Caid legte ihre Hand wieder neben ihren Körper, richtete sich ein wenig auf und blickte lange auf die sanft geschwungenen Lippen und die Spitze ihres Kinns, das dem ansonsten vollkommenen Oval ihres Gesichts einen vorwitzigen Schwung verlieh. Was für ein vergeudetes Leben, welch zarte Verheißung, die nie ihre Erfüllung finden würde! Ein tiefer Schmerz durchfuhr ihn. Ohne Zweifel war Lisette Moisant von ihrem Flegel von Ehemann ebenso betrogen worden wie Caids Schwester Brona. Daher nötigte ihm ihre Tat, wie sinnlos sie auch sein mochte, doch eine gewisse Anerkennung ab.

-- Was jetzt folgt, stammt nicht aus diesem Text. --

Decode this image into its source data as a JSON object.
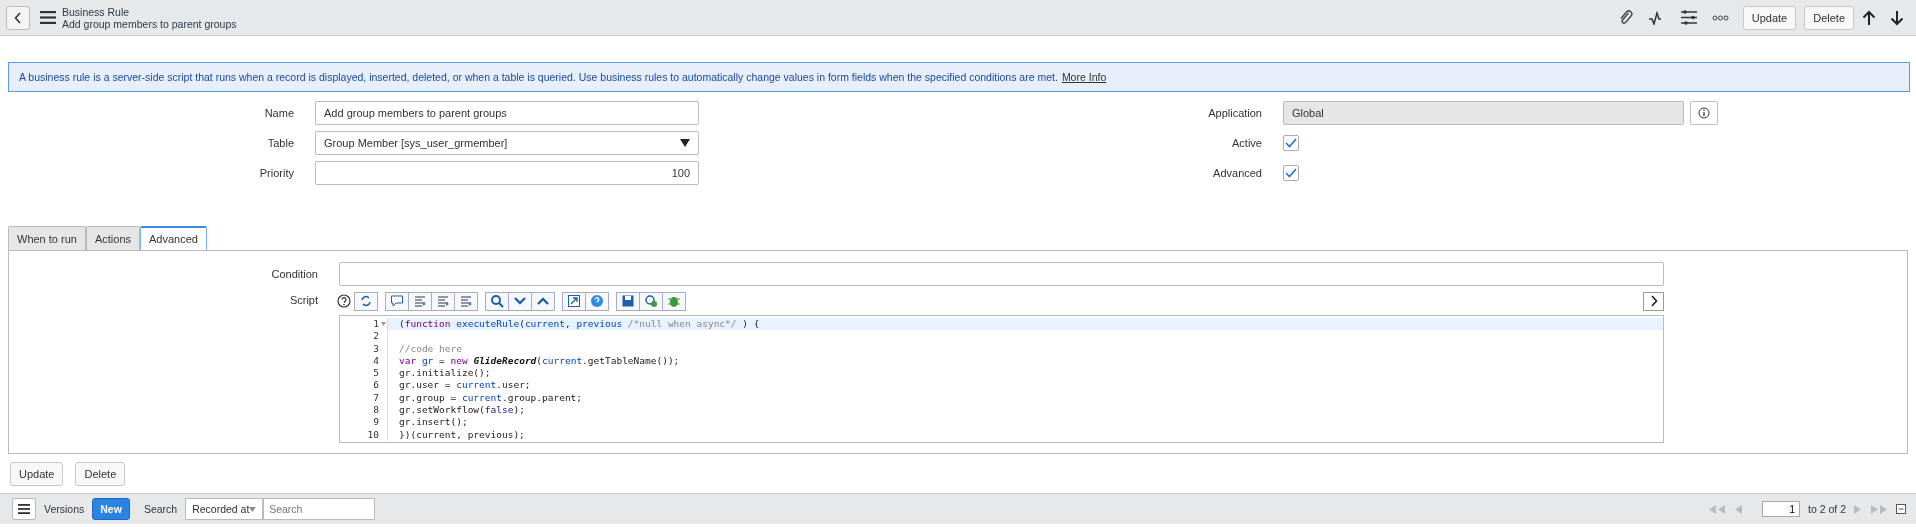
{
  "header": {
    "title": "Business Rule",
    "subtitle": "Add group members to parent groups",
    "buttons": [
      "Update",
      "Delete"
    ]
  },
  "info": {
    "text": "A business rule is a server-side script that runs when a record is displayed, inserted, deleted, or when a table is queried. Use business rules to automatically change values in form fields when the specified conditions are met.",
    "link": "More Info"
  },
  "fields_left": [
    {
      "label": "Name",
      "kind": "text",
      "value": "Add group members to parent groups"
    },
    {
      "label": "Table",
      "kind": "select",
      "value": "Group Member [sys_user_grmember]"
    },
    {
      "label": "Priority",
      "kind": "number",
      "value": "100"
    }
  ],
  "fields_right": [
    {
      "label": "Application",
      "kind": "readonly",
      "value": "Global"
    },
    {
      "label": "Active",
      "kind": "checkbox",
      "checked": true
    },
    {
      "label": "Advanced",
      "kind": "checkbox",
      "checked": true
    }
  ],
  "tabs": [
    {
      "label": "When to run",
      "selected": false
    },
    {
      "label": "Actions",
      "selected": false
    },
    {
      "label": "Advanced",
      "selected": true
    }
  ],
  "condition": {
    "label": "Condition"
  },
  "script": {
    "label": "Script",
    "lines": [
      {
        "number": "1",
        "highlighted": true,
        "tokens": [
          {
            "text": "(",
            "kind": "plain"
          },
          {
            "text": "function",
            "kind": "keyword"
          },
          {
            "text": " executeRule",
            "kind": "def"
          },
          {
            "text": "(",
            "kind": "plain"
          },
          {
            "text": "current",
            "kind": "def"
          },
          {
            "text": ", ",
            "kind": "plain"
          },
          {
            "text": "previous",
            "kind": "def"
          },
          {
            "text": " /*null when async*/",
            "kind": "comment"
          },
          {
            "text": " ) {",
            "kind": "plain"
          }
        ]
      },
      {
        "number": "2",
        "highlighted": false
      },
      {
        "number": "3",
        "highlighted": false,
        "tokens": [
          {
            "text": "//code here",
            "kind": "comment"
          }
        ]
      },
      {
        "number": "4",
        "highlighted": false,
        "tokens": [
          {
            "text": "var",
            "kind": "keyword"
          },
          {
            "text": " gr",
            "kind": "def"
          },
          {
            "text": " = ",
            "kind": "plain"
          },
          {
            "text": "new",
            "kind": "keyword"
          },
          {
            "text": " GlideRecord",
            "kind": "type"
          },
          {
            "text": "(",
            "kind": "plain"
          },
          {
            "text": "current",
            "kind": "def"
          },
          {
            "text": ".getTableName());",
            "kind": "plain"
          }
        ]
      },
      {
        "number": "5",
        "highlighted": false,
        "tokens": [
          {
            "text": "gr.initialize();",
            "kind": "plain"
          }
        ]
      },
      {
        "number": "6",
        "highlighted": false,
        "tokens": [
          {
            "text": "gr.user = ",
            "kind": "plain"
          },
          {
            "text": "current",
            "kind": "def"
          },
          {
            "text": ".user;",
            "kind": "plain"
          }
        ]
      },
      {
        "number": "7",
        "highlighted": false,
        "tokens": [
          {
            "text": "gr.group = ",
            "kind": "plain"
          },
          {
            "text": "current",
            "kind": "def"
          },
          {
            "text": ".group.parent;",
            "kind": "plain"
          }
        ]
      },
      {
        "number": "8",
        "highlighted": false,
        "tokens": [
          {
            "text": "gr.setWorkflow(",
            "kind": "plain"
          },
          {
            "text": "false",
            "kind": "atom"
          },
          {
            "text": ");",
            "kind": "plain"
          }
        ]
      },
      {
        "number": "9",
        "highlighted": false,
        "tokens": [
          {
            "text": "gr.insert();",
            "kind": "plain"
          }
        ]
      },
      {
        "number": "10",
        "highlighted": false,
        "tokens": [
          {
            "text": "})(current, previous);",
            "kind": "plain"
          }
        ]
      }
    ]
  },
  "form_buttons": [
    "Update",
    "Delete"
  ],
  "versions_bar": {
    "title": "Versions",
    "new_button": "New",
    "search_label": "Search",
    "filter": "Recorded at",
    "search_placeholder": "Search",
    "page": "1",
    "page_total": "to 2 of 2"
  }
}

Als Zeichen der Achtung beugte Caid sich über die bettähnliche Grabstätte und berührte mit den Lippen sanft den weichen, kühlen Mund der Dame. Dann hob er den Kopf ein wenig und tat einen tiefen Atemzug, als könne er den schmerzhaften Klumpen in seiner Kehle dadurch lösen. In dem Moment spürte er den fast unmerklichen Hauch eines Seufzers auf seiner Wange.
Er runzelte die Stirn und legte seine Hand ohne weitere Umstände zwischen Lisette Moisants Brüste, die sich unter dem weißen Batist abzeichneten.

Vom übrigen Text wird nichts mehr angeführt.